Question

Question
Curhat



Serius, Yoga junior kita?” tanya Kania dengan suara yang keras. Kania tidak percaya dengan yang ia dengar.


“Ya siapa lagi Ni,” Saras membalas.


“Yang culun itu?” tanya kembali Kania. Ia mencoba meyakinkan dirinya.


“Jahat ya lo,” Jessica mencubit lengan Kania sambil tersenyum malu.


“Udah ah, gue cabut dulu,” pamit Jessica lalu segera beranjak keluar.


“Jangan lupa nanti malam anterin gue lagi, besok gua berangkat soalnya,” sergah Saras mengingatkan.


“Siap bos.”


Begitu Jessica pergi, Kania menghadapkan tubuh Saras ke depannya. Wajah Kania tampak sangat serius.


“Itu beneran Jessica sama Yoga, kok bisa?” cecar Kania.


“Ya bisa lah Ni. Wong Yoga itu sepertinya sudah lama suka sama Jessica. Tugas-tugas Jessica saja dibantu sama dia. Mungkin baru belakangan ini Jessica sadar dan rasanya itu anak juga tertarik sama Yoga. Saya sering kok melihat mereka ngobrol berdua di taman kampus,” jelas Saras.


“Masa sih, kok gue enggak tau,” keluh Kania. Bibirnya cemberut. Ia jengkel, merasa kedua sahabatnya ini tidak terbuka.


“Deh dia ngambek. Sampeyannya dari kemarin ke mana aja. Sibuk banget sama cowok, udah dikasih satu masih tambah juga. Saya saja dari pertama masuk enggak ada-ada Ni,” sindir Saras sama jengkelnya seperti Kania.


“Apasih Sar. Lonya aja yang gila belajar. Muka lo jadi kaku sama serius banget. Coba pasang manja sedikit, perlihatkan aura sensual lo. Kasian noh si Ilham lo gantungin terus,” komentar Kania dengan ketus.


“Semprul,” Saras memukul dahi Kania, gemas dengan kelakuan sahabatnya ini.


“Dibilanginnya,” ucap Kania sambil mengaduh sambil mengusap dahinya.


Kania menghela napas. Ia membuang pandangnya ke samping. Menatap sela-sela ruangan dengan tatapan kosong.


“Enggak tau Sar,” jawabnya parau. Wajah Saras berubah lembut melihat Kania seperti ini. Ia yakin Kania sedang dalam masalah.


“Sar gue boleh cerita,” Saras mengangguk nenyilakan Kania memulai cerita.

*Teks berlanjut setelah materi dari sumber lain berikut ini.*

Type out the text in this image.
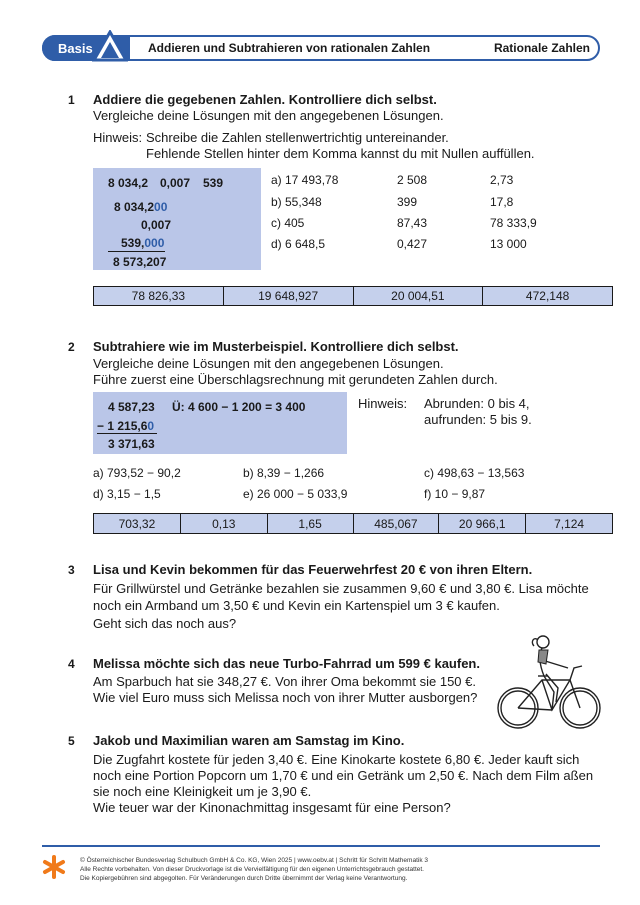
Basis	Addieren und Subtrahieren von rationalen Zahlen	Rationale Zahlen
1 Addiere die gegebenen Zahlen. Kontrolliere dich selbst.
Vergleiche deine Lösungen mit den angegebenen Lösungen.
Hinweis: Schreibe die Zahlen stellenwertrichtig untereinander.
Fehlende Stellen hinter dem Komma kannst du mit Nullen auffüllen.
8 034,2 0,007 539
8 034,200
0,007
539,000
8 573,207
a) 17 493,78	2 508	2,73
b) 55,348	399	17,8
c) 405	87,43	78 333,9
d) 6 648,5	0,427	13 000
78 826,33	19 648,927	20 004,51	472,148
2 Subtrahiere wie im Musterbeispiel. Kontrolliere dich selbst.
Vergleiche deine Lösungen mit den angegebenen Lösungen.
Führe zuerst eine Überschlagsrechnung mit gerundeten Zahlen durch.
4 587,23 Ü: 4 600 − 1 200 = 3 400
− 1 215,60
3 371,63
Hinweis: Abrunden: 0 bis 4,
aufrunden: 5 bis 9.
a) 793,52 − 90,2	b) 8,39 − 1,266	c) 498,63 − 13,563
d) 3,15 − 1,5	e) 26 000 − 5 033,9	f) 10 − 9,87
703,32	0,13	1,65	485,067	20 966,1	7,124
3 Lisa und Kevin bekommen für das Feuerwehrfest 20 € von ihren Eltern.
Für Grillwürstel und Getränke bezahlen sie zusammen 9,60 € und 3,80 €. Lisa möchte
noch ein Armband um 3,50 € und Kevin ein Kartenspiel um 3 € kaufen.
Geht sich das noch aus?
4 Melissa möchte sich das neue Turbo-Fahrrad um 599 € kaufen.
Am Sparbuch hat sie 348,27 €. Von ihrer Oma bekommt sie 150 €.
Wie viel Euro muss sich Melissa noch von ihrer Mutter ausborgen?
5 Jakob und Maximilian waren am Samstag im Kino.
Die Zugfahrt kostete für jeden 3,40 €. Eine Kinokarte kostete 6,80 €. Jeder kauft sich
noch eine Portion Popcorn um 1,70 € und ein Getränk um 2,50 €. Nach dem Film aßen
sie noch eine Kleinigkeit um je 3,90 €.
Wie teuer war der Kinonachmittag insgesamt für eine Person?
© Österreichischer Bundesverlag Schulbuch GmbH & Co. KG, Wien 2025 | www.oebv.at | Schritt für Schritt Mathematik 3
Alle Rechte vorbehalten. Von dieser Druckvorlage ist die Vervielfältigung für den eigenen Unterrichtsgebrauch gestattet.
Die Kopiergebühren sind abgegolten. Für Veränderungen durch Dritte übernimmt der Verlag keine Verantwortung.
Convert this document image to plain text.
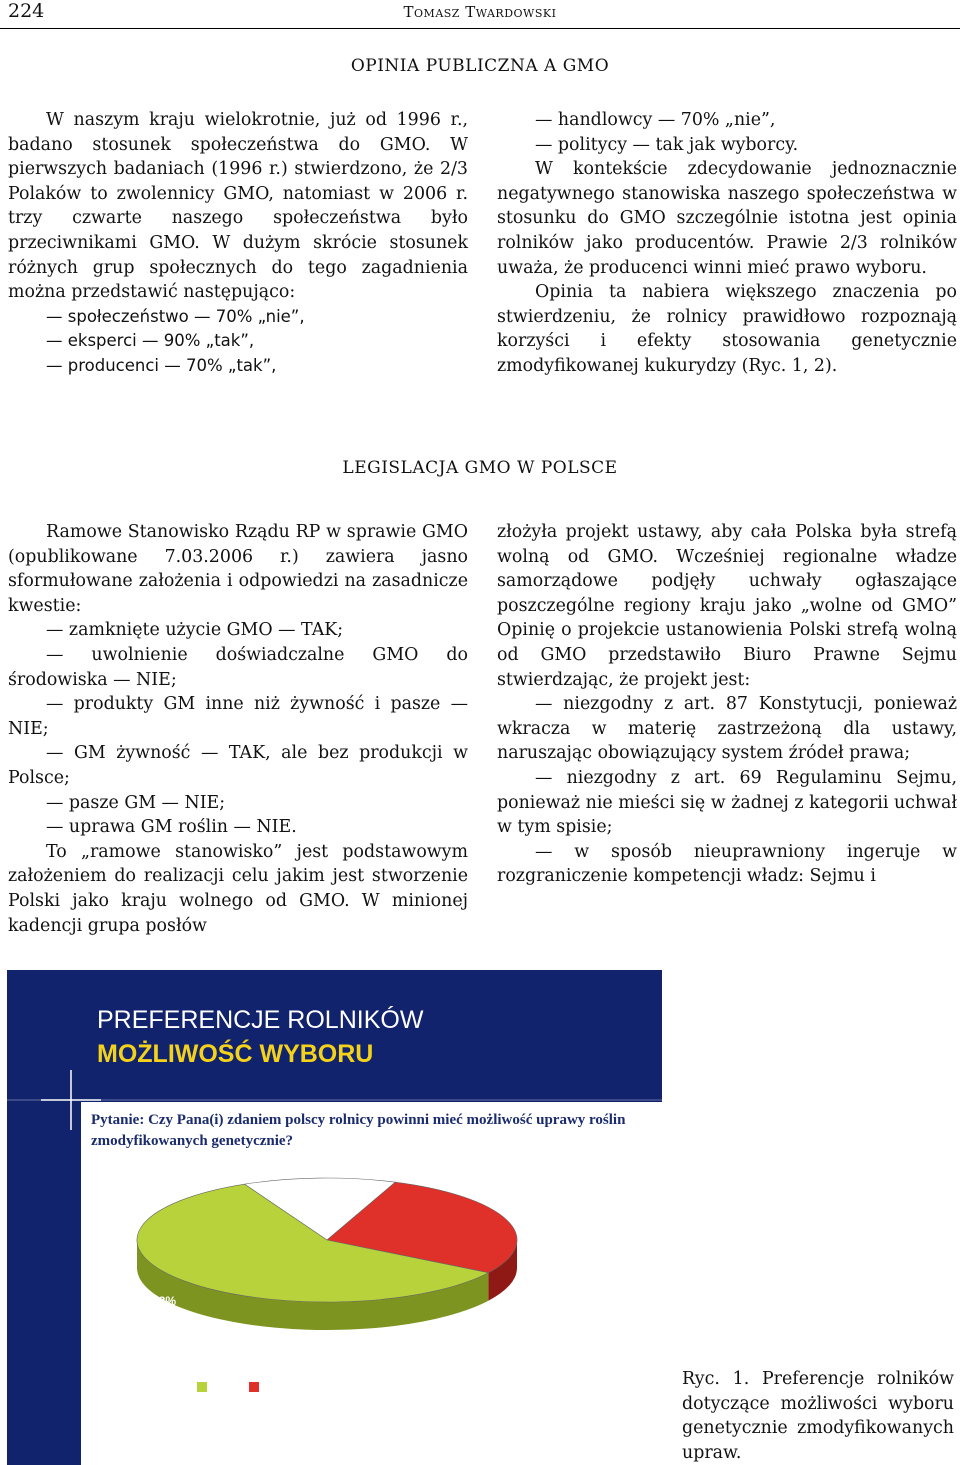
224	Tomasz Twardowski
OPINIA PUBLICZNA A GMO

W naszym kraju wielokrotnie, już od 1996 r., badano stosunek społeczeństwa do GMO. W pierwszych badaniach (1996 r.) stwierdzono, że 2/3 Polaków to zwolennicy GMO, natomiast w 2006 r. trzy czwarte naszego społeczeństwa było przeciwnikami GMO. W dużym skrócie stosunek różnych grup społecznych do tego zagadnienia można przedstawić następująco:

— społeczeństwo — 70% „nie”,

— eksperci — 90% „tak”,

— producenci — 70% „tak”,

— handlowcy — 70% „nie”,

— politycy — tak jak wyborcy.

W kontekście zdecydowanie jednoznacznie negatywnego stanowiska naszego społeczeństwa w stosunku do GMO szczególnie istotna jest opinia rolników jako producentów. Prawie 2/3 rolników uważa, że producenci winni mieć prawo wyboru.

Opinia ta nabiera większego znaczenia po stwierdzeniu, że rolnicy prawidłowo rozpoznają korzyści i efekty stosowania genetycznie zmodyfikowanej kukurydzy (Ryc. 1, 2).

LEGISLACJA GMO W POLSCE

Ramowe Stanowisko Rządu RP w sprawie GMO (opublikowane 7.03.2006 r.) zawiera jasno sformułowane założenia i odpowiedzi na zasadnicze kwestie:

— zamknięte użycie GMO — TAK;

— uwolnienie doświadczalne GMO do środowiska — NIE;

— produkty GM inne niż żywność i pasze — NIE;

— GM żywność — TAK, ale bez produkcji w Polsce;

— pasze GM — NIE;

— uprawa GM roślin — NIE.

To „ramowe stanowisko” jest podstawowym założeniem do realizacji celu jakim jest stworzenie Polski jako kraju wolnego od GMO. W minionej kadencji grupa posłów

złożyła projekt ustawy, aby cała Polska była strefą wolną od GMO. Wcześniej regionalne władze samorządowe podjęły uchwały ogłaszające poszczególne regiony kraju jako „wolne od GMO” Opinię o projekcie ustanowienia Polski strefą wolną od GMO przedstawiło Biuro Prawne Sejmu stwierdzając, że projekt jest:

— niezgodny z art. 87 Konstytucji, ponieważ wkracza w materię zastrzeżoną dla ustawy, naruszając obowiązujący system źródeł prawa;

— niezgodny z art. 69 Regulaminu Sejmu, ponieważ nie mieści się w żadnej z kategorii uchwał w tym spisie;

— w sposób nieuprawniony ingeruje w rozgraniczenie kompetencji władz: Sejmu i

PREFERENCJE ROLNIKÓW
MOŻLIWOŚĆ WYBORU
Pytanie: Czy Pana(i) zdaniem polscy rolnicy powinni mieć możliwość uprawy roślin zmodyfikowanych genetycznie?
59%
28%
13%
tak	nie	nie wiem, trudno powiedzieć	Ryc. 1. Preferencje rolników dotyczące możliwości wyboru genetycznie zmodyfikowanych upraw.
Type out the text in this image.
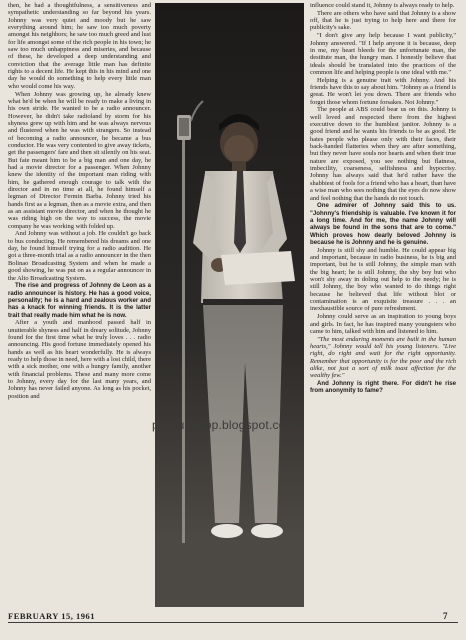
then, he had a thoughtfulness, a sensitiveness and sympathetic understanding so far beyond his years. Johnny was very quiet and moody but he saw everything around him; he saw too much poverty amongst his neighbors; he saw too much greed and lust for life amongst some of the rich people in his town; he saw too much unhappiness and miseries, and because of these, he developed a deep understanding and conviction that the average little man has definite rights to a decent life. He kept this in his mind and one day he would do something to help every little man who would come his way.

When Johnny was growing up, he already knew what he'd be when he will be ready to make a living in his own stride. He wanted to be a radio announcer. However, he didn't take radioland by storm for his shyness grew up with him and he was always nervous and flustered when he was with strangers. So instead of becoming a radio announcer, he became a bus conductor. He was very contented to give away tickets, get the passengers' fare and then sit silently on his seat. But fate meant him to be a big man and one day, he had a movie director for a passenger. When Johnny knew the identity of the important man riding with him, he gathered enough courage to talk with the director and in no time at all, he found himself a legman of Director Fermin Barba. Johnny tried his hands first as a legman, then as a movie extra, and then as an assistant movie director, and when he thought he was riding high on the way to success, the movie company he was working with folded up.

And Johnny was without a job. He couldn't go back to bus conducting. He remembered his dreams and one day, he found himself trying for a radio audition. He got a three-month trial as a radio announcer in the then Bolinao Broadcasting System and when he made a good showing, he was put on as a regular announcer in the Alto Broadcasting System.

The rise and progress of Johnny de Leon as a radio announcer is history. He has a good voice, personality; he is a hard and zealous worker and has a knack for winning friends. It is the latter trait that really made him what he is now.

After a youth and manhood passed half in unutterable shyness and half in dreary solitude, Johnny found for the first time what he truly loves . . . radio announcing. His good fortune immediately opened his hands as well as his heart wonderfully. He is always ready to help those in need, here with a lost child, there with a sick mother, one with a hungry family, another with financial problems. These and many more come to Johnny, every day for the last many years, and Johnny has never failed anyone. As long as his pocket, position and

influence could stand it, Johnny is always ready to help.

There are others who have said that Johnny is a show off, that he is just trying to help here and there for publicity's sake.

"I don't give any help because I want publicity," Johnny answered. "If I help anyone it is because, deep in me, my heart bleeds for the unfortunate man, the destitute man, the hungry man. I honestly believe that ideals should be translated into the practices of the common life and helping people is one ideal with me."

Helping is a genuine trait with Johnny. And his friends have this to say about him. "Johnny as a friend is great. He won't let you down. There are friends who forget those whom fortune forsakes. Not Johnny."

The people at ABS could bear us on this. Johnny is well loved and respected there from the highest executive down to the humblest janitor. Johnny is a good friend and he wants his friends to be as good. He hates people who please only with their faces, their back-handed flatteries when they are after something, but they never have souls nor hearts and when their true nature are exposed, you see nothing but flatness, imbecility, coarseness, selfishness and hypocrisy. Johnny has always said that he'd rather have the shabbiest of fools for a friend who has a heart, than have a wise man who sees nothing that the eyes do now show and feel nothing that the hands do not touch.

One admirer of Johnny said this to us. "Johnny's friendship is valuable. I've known it for a long time. And for me, the name Johnny will always be found in the sons that are to come." Which proves how dearly beloved Johnny is because he is Johnny and he is genuine.

Johnny is still shy and humble. He could appear big and important, because in radio business, he is big and important, but he is still Johnny, the simple man with the big heart; he is still Johnny, the shy boy but who won't shy away in doling out help to the needy; he is still Johnny, the boy who wanted to do things right because he believed that life without blot or contamination is an exquisite treasure . . . an inexhaustible source of pure refreshment.

Johnny could serve as an inspiration to young boys and girls. In fact, he has inspired many youngsters who came to him, talked with him and listened to him.

"The most enduring moments are built in the human hearts," Johnny would tell his young listeners. "Live right, do right and wait for the right opportunity. Remember that opportunity is for the poor and the rich alike, not just a sort of milk toast affection for the wealthy few."

And Johnny is right there. For didn't he rise from anonymity to fame?

pelikulaatbp.blogspot.com
FEBRUARY 15, 1961	7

Kania menceritakan segala rasa yang ada mengganjal hatinya belakangan ini. Ia mulai merasa hubungannya terasa datar. Rasanya semakin lama semakin sulit untuk dipertahankan. Ia tidak tahu apakah ke depannya ia akan terus bersama Dino atau tidak. Sedangkan hatinya belum siap berpisah dengan Dino. Beberapa kali ia coba tampik perasaan ini – ia coba berpikir mungkin karena rasa kecewanya yang terlalu egois selalu minta dituruti. Nanti juga hilang, pikirnya. Tapi bukannya hilang, perasaan ini justru semakin menderanya.


Kania bersandar di paha Saras dan memeluknya erat. Saras diam tidak menanggapinya, ia henyak mendengar keluh kesah Kania. Tatapannya sangat perhatian seperti layaknya seorang ibu. Sesekali tangannya menyisir rambut Kania perlahan. Membasuh resah Kania dengan ketenangan.


“Gue harus gimana Sar?” ucap Kania pilu.


Detik terasa melambat. Hening merayap di udara. Saras masih diam sambil mengusap pelan kepala Kania. Memberi waktu Kania menghabiskan helaan napas keluhnya agar lebih lega.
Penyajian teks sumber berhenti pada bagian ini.